Participate in Honors Programs
Ontiveros said, “As an engineering student, [Montgomery Scholars program] forced me to do far more writing and far more speaking than my peers, so when I transferred… I was far ahead,” he said, noting Montgomery Scholars complete an independent research project and presentation they can submit to conferences. “When I got to my senior project [at UMD], many of my peers were not experienced with that.” That experience provided the impetus for him to get a graduate degree.
Iftikhar, a Renaissance Scholar added, “A lot of the opportunities I found for professional development or academic development applying to conferences and presenting research were through the Renaissance Scholars program. These skills that we were able to build up at MC exceed expectations… of that community college label, ” she said.
Avail Yourself of Campus Resources
Early College student Amene Eressa’s advice: “Take advantage of MC’s wonderful resources, for example, ATPA [Achieving the Promise Academy] coaching. If you’re falling back in class … they’ll help you with whatever you’re struggling with and keep you on track and help you succeed.”

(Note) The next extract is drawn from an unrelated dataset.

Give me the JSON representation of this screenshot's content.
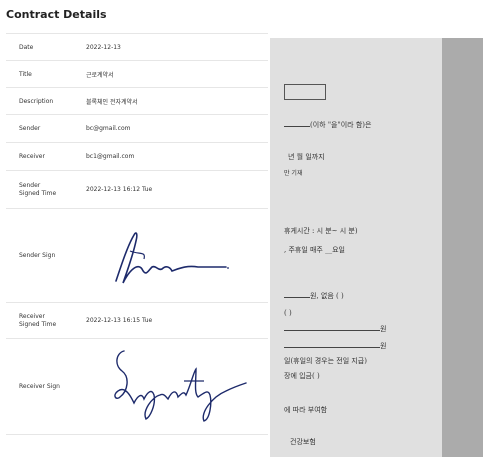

The panelists agreed on the importance of the academic support centers on campus. Musimi said, “I’d emphasize scheduling appointments with the Mathematics and Science Learning Centers. They’re pretty much always open, so you can always walk in and get help from students and faculty.”
Makori said, “We speak English in Kenya, but writing was not my stronghold, so finding the writing center [Writing, Reading, and Language Center] was crucial.” She also praised the Career Center. “With the help of the Career Center, I was able to get my resume together.”
“The Career Center is actually where I properly learned to interview,” said Nicanor Aquino ’05, who finished with an associate’s degree and a certificate in biotechnology. “They help you brush up your resume and do a mock interview, if needed.”
Regarding support, Makori encouraged Dr. Williams to bring back students and alumni on a regular basis to share their experiences—and how valuable these sessions would be for future students. She wrapped up the session by saying, “Montgomery College is the place to be and can prepare you to be the best you can be.”
More About the Panelists
Nicanor Aquino ’05 is an operations support manager at Millipore Sigma in Gaithersburg. At night, he is a faculty member at the College’s Biotechnology Boot Camp at the Germantown Campus.
Amene Eressa studies biological science at the Takoma Park/Silver Campus. The Paint Branch High School student hopes to attend UMD. His future goal is to attend medical school and get his “dream job,” which is to be an orthopedic surgeon.
James Gekas ’05 plans to graduate in spring 2023.
Maryam Iftikhar ’20 is the communications director for the International Center for Religion and Diplomacy in Washington, D.C.
Joyce Makori ’19 received a full scholarship to UMD, where she earned a bachelor’s in biochemistry. This summer, she will begin a physician assistant program at Kaiser Permanente’s Tyson School of Medicine in Los Angeles.
Zachary Musimi studies computer science at the Takoma Park/Silver Spring Campus. The Blake High School student wants to attend UMD to earn a degree in computer science and become a software engineer.
Victor Ontiveros ’04 is a consulting engineer at Jensen Hughes, a fire protection engineering firm in Baltimore.